The really serious roadies will cycle a minimum 100 kilometres to 180 kilometres a day, often reaching land speeds of over 35 kilometres an hour, and will plan out week-long cycling tours. “These are the cyclists that the Georgian Bay Cycling Route will really appeal to,” said Ms. Mielonen. She explained that the proposed cycling route would run all the way from Parry Sound and travel around Georgian Bay.
The Island itself is just broad enough to meet the needs of the serious roadie, featuring plenty of safe paved shoulder roads.
Another category of cycling altogether is the mountain bike enthusiast and for them the trails at Manitowaning or Bebamikawe Trails in Wikwemikong offer a unique wilderness cycling experience, noted Ms. Mielonen. “These cyclists want off-road experiences and we have those here on Manitoulin as well,” she said.
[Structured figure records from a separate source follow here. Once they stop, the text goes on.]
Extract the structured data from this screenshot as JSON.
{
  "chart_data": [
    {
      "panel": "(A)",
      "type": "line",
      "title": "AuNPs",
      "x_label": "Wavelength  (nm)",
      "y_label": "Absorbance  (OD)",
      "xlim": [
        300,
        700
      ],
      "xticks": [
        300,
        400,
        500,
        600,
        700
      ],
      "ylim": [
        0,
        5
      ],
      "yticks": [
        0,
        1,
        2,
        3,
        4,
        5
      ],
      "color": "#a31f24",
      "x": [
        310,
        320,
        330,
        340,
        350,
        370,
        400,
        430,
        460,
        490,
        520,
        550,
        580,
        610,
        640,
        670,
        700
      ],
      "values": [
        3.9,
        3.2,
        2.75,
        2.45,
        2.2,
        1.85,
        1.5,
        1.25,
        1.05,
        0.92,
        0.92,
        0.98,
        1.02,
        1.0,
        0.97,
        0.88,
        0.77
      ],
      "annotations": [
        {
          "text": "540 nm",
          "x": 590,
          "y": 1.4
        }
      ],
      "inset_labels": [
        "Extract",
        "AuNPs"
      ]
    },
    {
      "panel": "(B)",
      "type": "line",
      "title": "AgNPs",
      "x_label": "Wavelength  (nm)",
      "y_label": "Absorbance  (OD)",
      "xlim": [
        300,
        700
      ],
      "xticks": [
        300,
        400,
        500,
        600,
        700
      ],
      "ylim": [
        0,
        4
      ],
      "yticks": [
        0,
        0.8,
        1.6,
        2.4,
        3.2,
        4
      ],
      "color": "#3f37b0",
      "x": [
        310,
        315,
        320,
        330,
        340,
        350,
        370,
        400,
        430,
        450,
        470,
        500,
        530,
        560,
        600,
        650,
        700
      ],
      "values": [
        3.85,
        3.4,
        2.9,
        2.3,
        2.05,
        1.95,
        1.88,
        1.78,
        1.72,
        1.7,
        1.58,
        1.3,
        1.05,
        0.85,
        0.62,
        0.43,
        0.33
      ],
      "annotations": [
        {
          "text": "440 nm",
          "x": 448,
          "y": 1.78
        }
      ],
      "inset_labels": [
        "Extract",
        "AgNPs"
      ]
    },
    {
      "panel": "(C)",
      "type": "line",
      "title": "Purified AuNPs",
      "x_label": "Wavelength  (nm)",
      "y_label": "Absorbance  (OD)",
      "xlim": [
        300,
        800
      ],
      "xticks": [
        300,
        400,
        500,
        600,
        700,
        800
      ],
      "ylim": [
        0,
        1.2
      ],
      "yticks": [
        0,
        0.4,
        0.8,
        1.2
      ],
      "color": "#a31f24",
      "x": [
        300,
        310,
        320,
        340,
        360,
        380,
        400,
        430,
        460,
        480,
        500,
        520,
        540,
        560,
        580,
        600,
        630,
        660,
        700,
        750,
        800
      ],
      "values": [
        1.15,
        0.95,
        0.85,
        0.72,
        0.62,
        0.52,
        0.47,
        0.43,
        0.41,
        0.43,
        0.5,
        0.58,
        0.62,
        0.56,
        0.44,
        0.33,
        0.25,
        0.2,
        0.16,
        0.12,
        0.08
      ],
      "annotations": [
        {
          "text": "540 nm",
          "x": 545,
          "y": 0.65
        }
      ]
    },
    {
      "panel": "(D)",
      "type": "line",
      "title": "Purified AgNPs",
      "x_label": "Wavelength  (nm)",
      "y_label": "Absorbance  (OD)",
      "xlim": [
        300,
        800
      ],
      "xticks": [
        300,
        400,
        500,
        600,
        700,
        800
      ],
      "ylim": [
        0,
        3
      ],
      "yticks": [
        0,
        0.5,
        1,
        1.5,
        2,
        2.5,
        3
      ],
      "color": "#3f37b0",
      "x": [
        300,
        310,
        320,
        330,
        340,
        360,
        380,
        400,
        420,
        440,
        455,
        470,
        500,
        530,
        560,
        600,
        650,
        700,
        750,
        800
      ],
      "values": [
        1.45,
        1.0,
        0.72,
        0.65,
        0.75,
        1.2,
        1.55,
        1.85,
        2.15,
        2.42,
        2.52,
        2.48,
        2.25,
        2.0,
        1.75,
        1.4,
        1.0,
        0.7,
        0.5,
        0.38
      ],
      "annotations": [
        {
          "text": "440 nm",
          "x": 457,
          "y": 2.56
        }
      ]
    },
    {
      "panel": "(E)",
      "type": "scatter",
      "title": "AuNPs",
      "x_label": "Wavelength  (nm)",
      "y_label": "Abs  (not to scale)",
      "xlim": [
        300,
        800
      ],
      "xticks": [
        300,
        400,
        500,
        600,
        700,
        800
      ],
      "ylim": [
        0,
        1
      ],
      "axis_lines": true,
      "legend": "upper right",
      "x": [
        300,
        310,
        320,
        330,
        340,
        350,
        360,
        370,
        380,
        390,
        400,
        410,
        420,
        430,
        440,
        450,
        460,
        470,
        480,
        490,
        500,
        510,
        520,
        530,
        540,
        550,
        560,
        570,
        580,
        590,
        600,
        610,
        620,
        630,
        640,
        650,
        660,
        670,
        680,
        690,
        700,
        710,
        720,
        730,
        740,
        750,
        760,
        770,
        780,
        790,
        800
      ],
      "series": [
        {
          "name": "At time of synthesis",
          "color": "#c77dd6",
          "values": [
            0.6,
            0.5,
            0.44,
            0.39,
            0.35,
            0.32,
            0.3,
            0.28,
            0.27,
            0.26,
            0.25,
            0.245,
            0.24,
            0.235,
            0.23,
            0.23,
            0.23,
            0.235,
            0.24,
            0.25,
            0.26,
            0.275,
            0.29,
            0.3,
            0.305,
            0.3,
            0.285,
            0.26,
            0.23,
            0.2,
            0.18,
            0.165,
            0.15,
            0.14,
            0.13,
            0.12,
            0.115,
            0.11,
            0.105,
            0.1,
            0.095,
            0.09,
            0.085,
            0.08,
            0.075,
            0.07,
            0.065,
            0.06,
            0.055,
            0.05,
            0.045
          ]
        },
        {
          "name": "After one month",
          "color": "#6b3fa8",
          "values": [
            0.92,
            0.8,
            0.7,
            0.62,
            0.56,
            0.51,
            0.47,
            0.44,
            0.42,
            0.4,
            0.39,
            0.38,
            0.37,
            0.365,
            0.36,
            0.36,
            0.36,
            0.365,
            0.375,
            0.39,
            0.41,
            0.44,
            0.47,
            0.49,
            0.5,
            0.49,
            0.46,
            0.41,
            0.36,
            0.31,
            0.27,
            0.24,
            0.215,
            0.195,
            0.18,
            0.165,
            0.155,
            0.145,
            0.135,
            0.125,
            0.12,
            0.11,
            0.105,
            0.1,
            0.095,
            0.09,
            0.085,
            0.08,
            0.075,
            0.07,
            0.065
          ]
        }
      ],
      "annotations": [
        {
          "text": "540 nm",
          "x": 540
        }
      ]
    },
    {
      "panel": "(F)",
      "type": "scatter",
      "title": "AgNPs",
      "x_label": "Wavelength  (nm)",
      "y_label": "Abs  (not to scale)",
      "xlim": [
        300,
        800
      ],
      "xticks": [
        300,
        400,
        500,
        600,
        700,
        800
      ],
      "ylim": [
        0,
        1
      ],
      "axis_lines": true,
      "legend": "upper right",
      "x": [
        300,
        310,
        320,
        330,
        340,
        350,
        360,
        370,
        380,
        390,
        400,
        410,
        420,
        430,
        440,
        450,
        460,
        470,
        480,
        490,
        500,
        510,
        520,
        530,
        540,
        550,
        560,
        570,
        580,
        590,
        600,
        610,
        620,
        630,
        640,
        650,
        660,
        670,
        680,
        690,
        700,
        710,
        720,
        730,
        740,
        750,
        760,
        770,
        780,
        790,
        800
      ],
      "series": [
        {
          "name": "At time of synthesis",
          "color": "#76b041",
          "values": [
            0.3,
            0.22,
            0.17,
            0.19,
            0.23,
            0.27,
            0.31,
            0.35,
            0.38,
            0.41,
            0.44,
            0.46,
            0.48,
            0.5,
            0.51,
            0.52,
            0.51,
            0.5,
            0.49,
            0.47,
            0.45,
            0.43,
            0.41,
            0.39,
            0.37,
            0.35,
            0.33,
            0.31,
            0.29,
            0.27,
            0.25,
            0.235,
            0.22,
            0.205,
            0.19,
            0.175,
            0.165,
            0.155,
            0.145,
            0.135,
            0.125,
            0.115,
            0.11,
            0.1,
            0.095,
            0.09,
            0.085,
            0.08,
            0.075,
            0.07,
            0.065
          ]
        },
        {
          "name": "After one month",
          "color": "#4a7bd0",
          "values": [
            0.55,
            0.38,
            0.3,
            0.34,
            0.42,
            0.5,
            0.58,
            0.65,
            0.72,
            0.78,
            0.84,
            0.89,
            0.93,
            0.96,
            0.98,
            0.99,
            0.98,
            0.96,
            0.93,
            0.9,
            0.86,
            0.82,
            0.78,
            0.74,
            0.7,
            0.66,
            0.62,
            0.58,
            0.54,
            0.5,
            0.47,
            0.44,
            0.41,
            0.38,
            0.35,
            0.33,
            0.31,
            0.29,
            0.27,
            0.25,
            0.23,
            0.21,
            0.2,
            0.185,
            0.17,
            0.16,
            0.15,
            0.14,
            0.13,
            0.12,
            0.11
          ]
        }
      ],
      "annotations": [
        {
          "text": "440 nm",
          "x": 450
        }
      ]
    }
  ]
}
On the return trip, the duo stopped by a trail symposium where they gave a presentation on the Georgian Bay Cycling Route to the 70 participants at the symposium.
There are three challenges presently facing the route due to the advancing four-laning and the restrictions on non-motorized traffic on 400 series highways, noted Ms. Mielonen. The first is found south of the Killarney junction, between the Highway 522 intersection (Grundy Lake turnoff) to Pickerel River Road. “You can ride it right now,” said Mr. Nielen, “but once it is four-laned that will be a problem as there is no alternate route.”
“We hope that the MTO will maintain a service road parallel to the highway,” said Ms. Mielonen.
The second challenge lies north of the Killarney turnoff. “We will need less than six kilometres of new non-motorized infrastructure to be able to connect to existing country roads,” said Mr. Nielen.
The final challenge is the need for a pedestrian bridge over the Spanish River on Highway 17 just north of Espanola.
“The Spanish River bridge would also benefit the Lake Huron Cycling Route and the North Channel Cycling project,” said Mr. Nielen.
Ms. Mielonen noted that the province has identified cycling as a major component of both health and tourism promotion in the province and that they hoped the relevant ministries would put money where their policy statements are to put Ontario on the global cycling map.
“So there are three challenges of less than seven kilometres, probably 17 kilometres to create a signature Ontario cycling route,” said Ms. Mielonen. “We hope that the province steps up to make this very doable dream a reality.